At least with snow or slush everyone knows it is there and that’s what makes ‘black ice’ so lethal. Many factors combine to wreak havoc to drivers: The ice so called because it doesn’t reflect light and appears to be just like a patch of melt water. Usually forming overnight meaning it’s discovered by early morning commuters, when we’re admittedly not at our most alert. It also remains in patches, for example, in the shade. The surrounding higher air temperature can lull motorists into a false sense of security, presuming any ice will have melted.
So how can we best avoid an unwanted and expensive run in with this plague to the motorist? Awareness is the key initially; be prepared for ‘black ice’ even if the outside temperature gauge in your car doesn’t show a snow flake or give you a warning chime to let you know. I would say up to 5 degrees Celsius a risk still exists. It may be 5 degrees or more on your drive with the sun shining on your car or even near your house but on the road with cold grass verges either side it certainly won’t be! The gauges are also sometime inaccurate and on many cars the sensors are mounted in the front bumper, which has the hot radiator just behind it, meaning a completely false reading especially at slow speeds!

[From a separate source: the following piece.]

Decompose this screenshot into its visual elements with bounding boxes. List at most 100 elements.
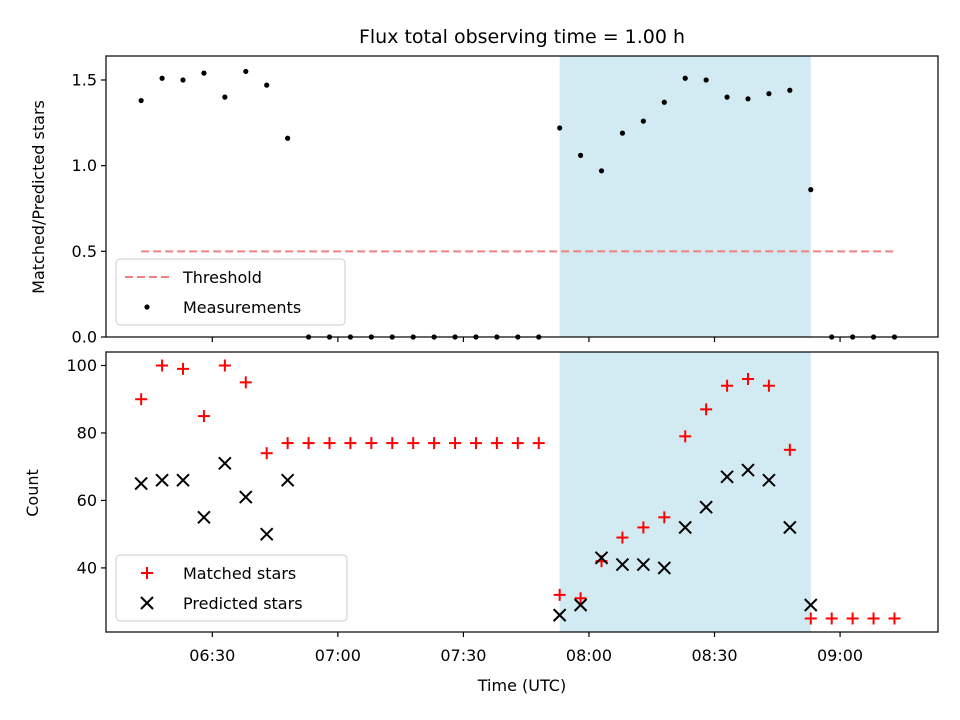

As soon as you are on the road and before you hit the traffic carry out a test; when it’s completely safe to do so and at a very low speed, I apply the brake quite hard. This will do two things, give you an idea of the grip available and if your car has ABS, give you an idea of the feeling when that activates. That’s only a test of that particular bit of road surface but it may just highlight how slippy it is and how that will massively affect your stopping distance. Also, if you skid a little, it will give you an idea of how crazy the ABS will go whilst trying to safely bring yourself to a halt! There will be noise, vibration and ‘push back’ through the brake pedal. All quite disconcerting if you’ve never experienced it before!
If despite taking care, the worst happens and you do find yourself ‘Dancing on Ice’ remember not to panic and hammer some big inputs into the controls. Pushing for all your worth on the middle pedal or frantically turning the steering wheel maybe a natural reaction but it will not help your situation. Ease off the brakes, be gentle with the steering and prepare for some grip to kick in. If you can allow the wheels to roughly carry on rotating at the same speed and maintain direction the chances of regaining traction are greatly improved. Also, as is often the case with ‘black ice’, it may be just a small patch and when you’ve passed it the tyres will grip again.
Keep aware, keep plenty of distance, keep safe and keep your money in your pocket!